There is interest in filling vacant space with pickleball courts among developers here, but it’s a bigger trend south of the border, Mr. MacDonald says.
“We’re seeing it in a few retail buildings where there’s space – former big box stores or furniture stores, for example. But it’s happening more in the United States than here. We usually follow American sporting trends a bit later,” Mr. MacDonald says.
“We’re typically about two years behind the U.S.,” Mr. Munro agrees. “But there still aren’t a lot of places to play in Canada, so there’s room to grow.”
“It wouldn’t surprise me if more buildings that have the right sort of space available start offering pickleball as an amenity for tenants,” says Benjamin Shinewald, president and chief executive officer of BOMA Canada, which represents building owners and managers.
“One of the biggest trends in recent years has been ‘amenitization’ – a response to tenant demand for amenities in the buildings where they work, live and play. These could be gyms, co-working spaces, coffee bars, conference facilities, food and dry-cleaning delivery services,” Mr. Shinewald says. “All these things are designed to improve the tenant experience. Why not pickleball?”
It still has to make good business sense to put pickleball into a project, says Anish Chopra, managing director and portfolio manager at Portfolio Management Corporation, who has analyzed pickleball as a business.

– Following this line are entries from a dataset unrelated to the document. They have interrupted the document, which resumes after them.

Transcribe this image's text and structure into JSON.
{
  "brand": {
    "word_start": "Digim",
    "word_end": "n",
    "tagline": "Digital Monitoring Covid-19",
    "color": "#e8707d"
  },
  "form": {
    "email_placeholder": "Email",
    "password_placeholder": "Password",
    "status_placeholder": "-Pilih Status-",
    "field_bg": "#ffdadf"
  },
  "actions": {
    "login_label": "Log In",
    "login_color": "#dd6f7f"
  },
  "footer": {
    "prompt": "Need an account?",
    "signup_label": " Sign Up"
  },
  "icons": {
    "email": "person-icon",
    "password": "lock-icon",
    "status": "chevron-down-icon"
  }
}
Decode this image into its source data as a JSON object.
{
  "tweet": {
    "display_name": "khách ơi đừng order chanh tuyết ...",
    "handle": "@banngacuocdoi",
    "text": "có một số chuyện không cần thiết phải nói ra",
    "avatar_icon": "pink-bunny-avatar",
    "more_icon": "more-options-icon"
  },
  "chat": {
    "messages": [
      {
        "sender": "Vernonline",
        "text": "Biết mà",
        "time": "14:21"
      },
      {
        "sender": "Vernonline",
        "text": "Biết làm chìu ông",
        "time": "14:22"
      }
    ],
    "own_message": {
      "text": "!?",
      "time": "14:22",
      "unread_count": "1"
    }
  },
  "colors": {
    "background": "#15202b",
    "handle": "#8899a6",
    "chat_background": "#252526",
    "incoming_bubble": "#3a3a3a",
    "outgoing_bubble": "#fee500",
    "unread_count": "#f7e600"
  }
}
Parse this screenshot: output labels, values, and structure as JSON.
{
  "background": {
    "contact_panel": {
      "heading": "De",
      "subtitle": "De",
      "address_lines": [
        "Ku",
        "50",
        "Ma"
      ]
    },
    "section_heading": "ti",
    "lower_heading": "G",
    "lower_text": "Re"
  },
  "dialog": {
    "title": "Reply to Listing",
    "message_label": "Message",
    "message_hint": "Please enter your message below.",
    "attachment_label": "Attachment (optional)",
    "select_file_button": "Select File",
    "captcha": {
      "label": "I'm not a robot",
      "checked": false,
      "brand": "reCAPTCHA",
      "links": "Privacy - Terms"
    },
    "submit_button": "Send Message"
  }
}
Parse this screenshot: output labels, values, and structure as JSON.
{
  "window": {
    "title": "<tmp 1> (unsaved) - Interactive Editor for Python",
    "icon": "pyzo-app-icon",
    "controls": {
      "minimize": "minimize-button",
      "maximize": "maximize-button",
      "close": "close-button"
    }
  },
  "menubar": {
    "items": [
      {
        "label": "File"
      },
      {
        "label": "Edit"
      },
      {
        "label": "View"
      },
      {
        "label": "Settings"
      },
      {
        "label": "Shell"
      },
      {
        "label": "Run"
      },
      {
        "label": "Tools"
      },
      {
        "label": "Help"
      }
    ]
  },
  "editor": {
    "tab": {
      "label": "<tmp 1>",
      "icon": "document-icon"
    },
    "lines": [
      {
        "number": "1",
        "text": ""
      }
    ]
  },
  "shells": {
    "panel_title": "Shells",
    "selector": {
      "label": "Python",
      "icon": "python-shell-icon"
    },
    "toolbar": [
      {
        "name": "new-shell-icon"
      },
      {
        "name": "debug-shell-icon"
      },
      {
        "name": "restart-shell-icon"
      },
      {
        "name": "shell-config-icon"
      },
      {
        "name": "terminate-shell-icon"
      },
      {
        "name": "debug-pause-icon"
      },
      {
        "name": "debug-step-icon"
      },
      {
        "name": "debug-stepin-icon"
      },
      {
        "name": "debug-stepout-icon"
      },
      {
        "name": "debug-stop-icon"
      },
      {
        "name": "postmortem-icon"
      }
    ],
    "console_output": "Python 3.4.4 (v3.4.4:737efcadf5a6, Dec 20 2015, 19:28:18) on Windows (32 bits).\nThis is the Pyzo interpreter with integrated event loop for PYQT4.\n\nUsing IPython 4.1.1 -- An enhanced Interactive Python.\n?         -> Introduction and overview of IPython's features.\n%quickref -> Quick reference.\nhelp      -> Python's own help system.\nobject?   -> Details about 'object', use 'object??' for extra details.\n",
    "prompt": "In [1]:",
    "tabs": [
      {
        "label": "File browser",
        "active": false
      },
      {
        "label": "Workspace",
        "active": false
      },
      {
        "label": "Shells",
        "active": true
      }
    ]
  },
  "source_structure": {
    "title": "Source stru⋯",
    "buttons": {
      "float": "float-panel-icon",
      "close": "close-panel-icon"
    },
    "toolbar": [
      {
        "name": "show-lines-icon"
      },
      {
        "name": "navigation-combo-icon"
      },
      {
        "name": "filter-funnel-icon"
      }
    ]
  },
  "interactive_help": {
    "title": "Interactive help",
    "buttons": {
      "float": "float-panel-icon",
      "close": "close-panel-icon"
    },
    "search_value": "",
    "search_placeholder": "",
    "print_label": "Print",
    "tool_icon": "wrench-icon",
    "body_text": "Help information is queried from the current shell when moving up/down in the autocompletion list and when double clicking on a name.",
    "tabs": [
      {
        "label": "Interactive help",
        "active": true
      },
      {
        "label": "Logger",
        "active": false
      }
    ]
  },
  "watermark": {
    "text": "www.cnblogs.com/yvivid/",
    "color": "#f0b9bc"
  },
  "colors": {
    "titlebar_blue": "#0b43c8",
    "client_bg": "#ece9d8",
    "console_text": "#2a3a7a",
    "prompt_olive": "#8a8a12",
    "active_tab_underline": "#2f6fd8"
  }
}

“It can be a reasonable idea if you can fit it into a retail or commercial place. The sport has gained a lot of popularity in the last few years, but whether that translates into putting pickleball courts into underutilized commercial space is another question,” he says.
One problem is noise. Apparently, many people dislike the “thwack” of a well-hit pickleball. Neighbours in Chilliwack, B.C., went on a hunger strike to close local pickleball courts, and in 2022 a judge ordered Niagara-on-the-Lake, Ont., to close six outdoor courts and slapped the town and the local pickleball club with fines of $1,000 after one nearby resident complained about the sound.
Canadian law is vague about how strictly local governments need to enforce their noise bylaws, according to a blog post by lawyers at the B.C. law firm of Lawson Lundell. Despite the Ontario court ruling, “It may surprise some to learn that municipalities and local governments are not actually required to enforce their own bylaws,” the lawyers say.
That doesn’t mean pickleball is going away, Mr. Shinewald says.
“It’s a clear trend that is popular right now. Since some people love it and others sometimes react to the noise, pickleball may be a bit trickier to amenitize,” he says.
“But as its popularity grows, and where it makes financial sense, I’m sure owners and managers will try to add it.”